A: I've received for myself 4 NANOs so far. And in total, [I have received] 44,334 NANOs which are being used to buy food; 291 of them were already spent and in the next days more food will be bought to be distributed to people.

I want to use this opportunity to thank all people who have been helping my family, my community, neighbors and people who come here asking for help. It has been amazing how everything has gone so far.

Q: You mentioned that you intend to help out other individuals and families with the money received. Can you put in perspective for our readers what you could do with 1 NANO?

A: One NANO ($2.6) can buy two kg of cornmeal, or one kg of meat, or thirteen eggs, or two kg of rice, or half of kg of dried milk, or one liter of cooking oil, or 100 pills of paracetamol or acetaminophen, or two or three pills of antibiotics depending on the dose, or 8 rolls of toilet paper, or one shampoo of 700 ml, or two deodorants.

Q: Apart from food, what else could you buy with cryptocurrencies on the black market?

A: I can buy almost everything as long as I find the right person. So far, I've been lucky and I've convinced one merchant to accept NANO directly for food, but I know this is going to be like fire and eventually it will be easier to buy from auto parts, medicines, basic supplies, etc.; to pay for cars, houses, travels, vacations, etc.

Q: Is it significantly more expensive to buy goods this way?

A: Sometimes it is and in other cases there are discounts if you buy with cryptocurrencies, depending on the risk involved in the operation and also the market.

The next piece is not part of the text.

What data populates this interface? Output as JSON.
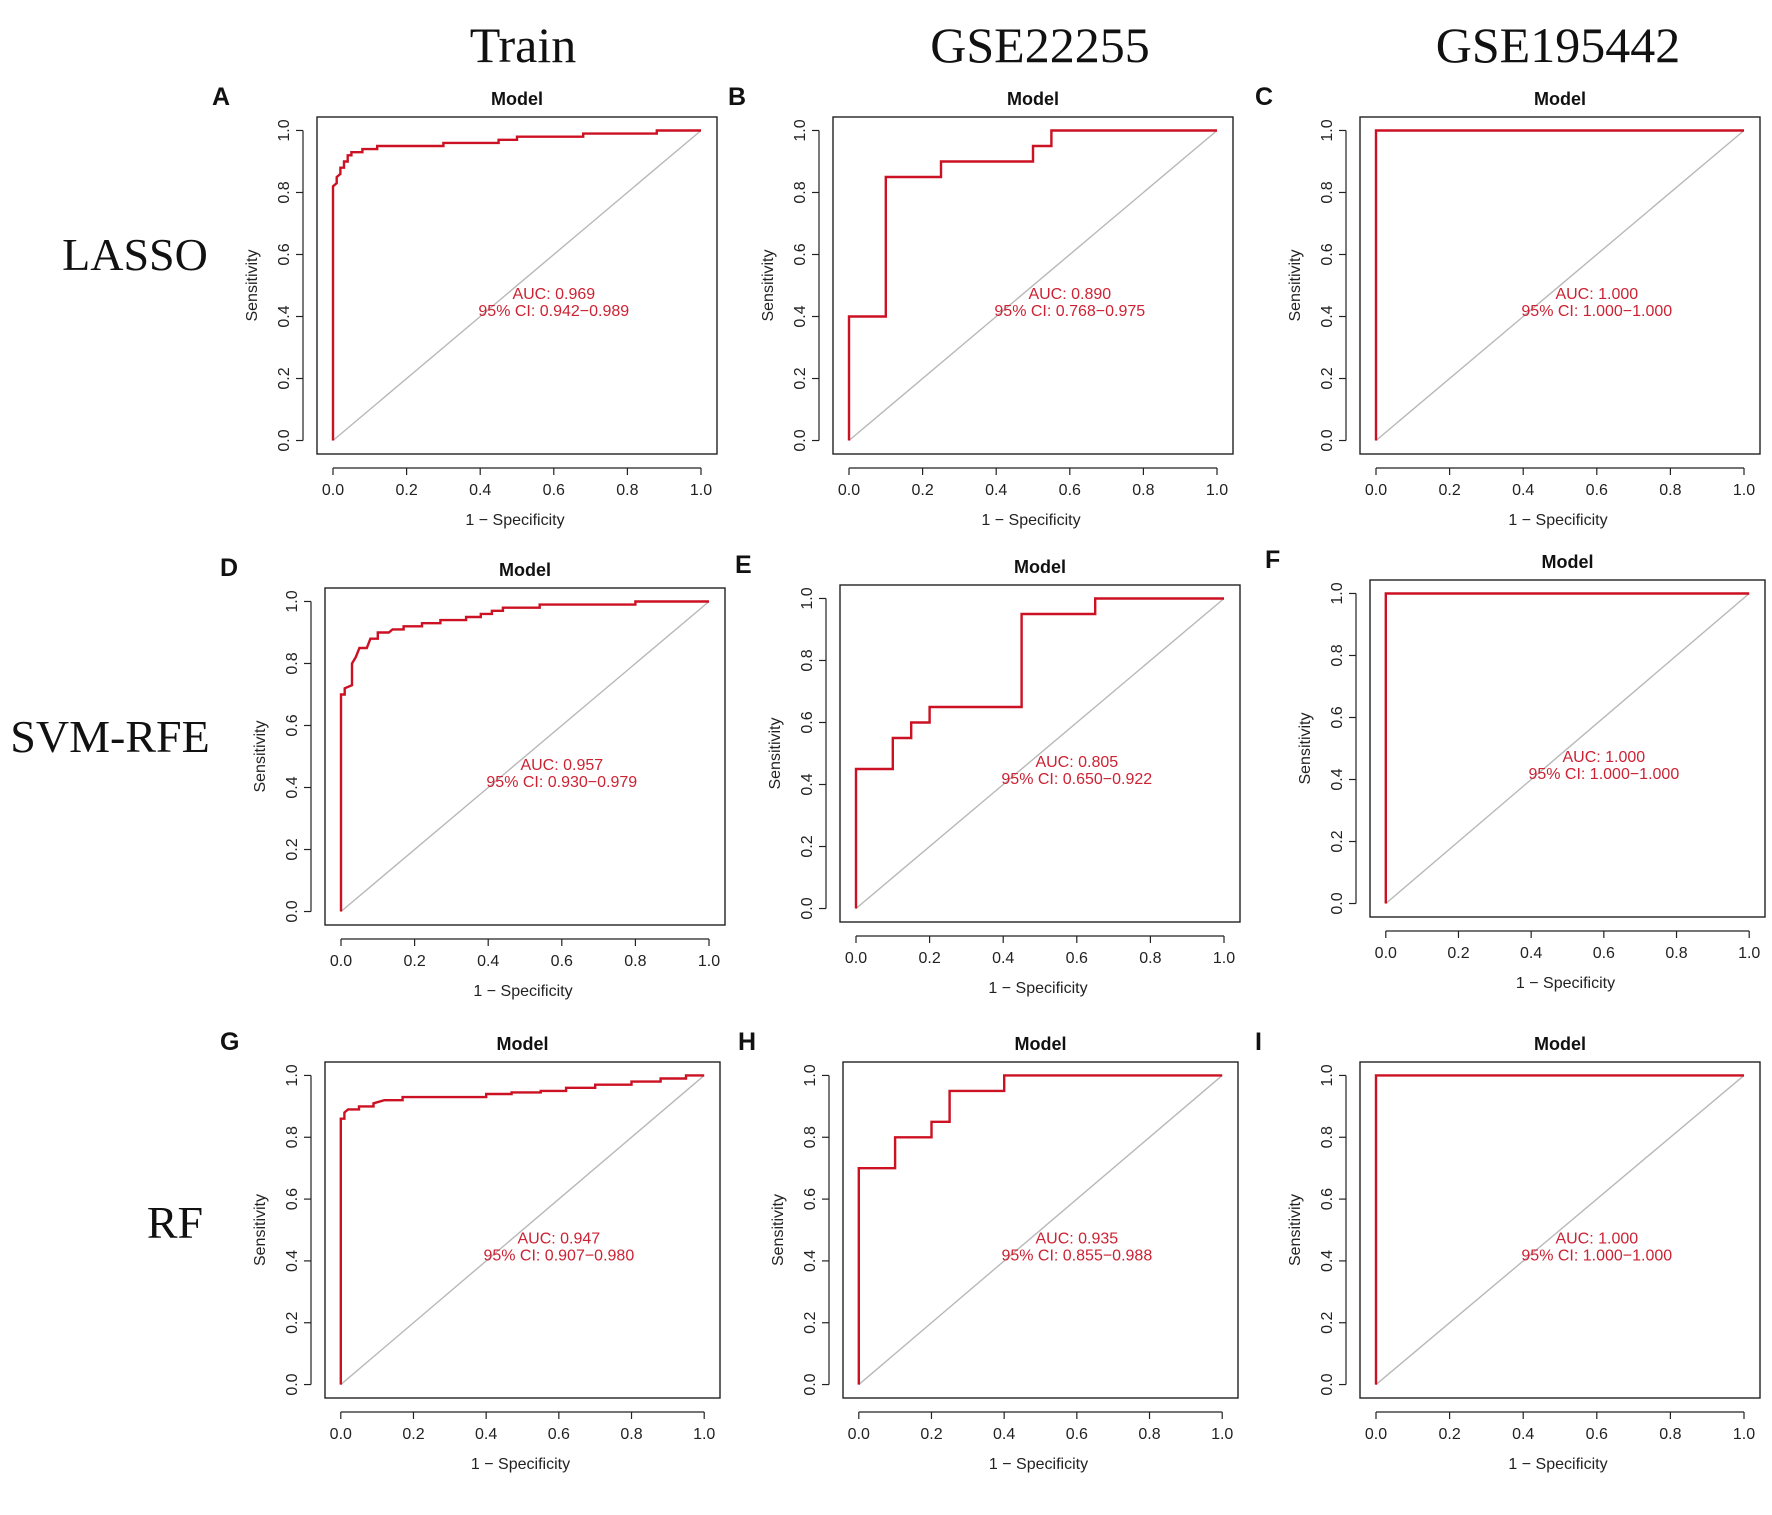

Buying a car is easier if you are paying with banknotes of dollars, but if you're paying with Bitcoin it will be cheaper if you buy it for the equivalent in bolivars.

Q: What are your thoughts on Petro, Venezuela's own cryptocurrency?

A: A scam.

Q: Is there anything you'd wish to add, or address our readers in any way?

A: Venezuela is in really bad shape and the country is already collapsing.

People ask when will Venezuela collapse but we already have. The final stage of this collapse is the large number of people who have died from starvation – entire families are already being found dead in their own houses because they couldn't buy food and couldn't find any help. I wish I was exaggerating but that's already the reality in my country.

People benefiting from your contributions are really thankful because they know this is something special you guys are doing for us, and it isn't only about helping someone struggling to get food but also it's about giving economic freedom to these people under the Venezuelan dictatorship.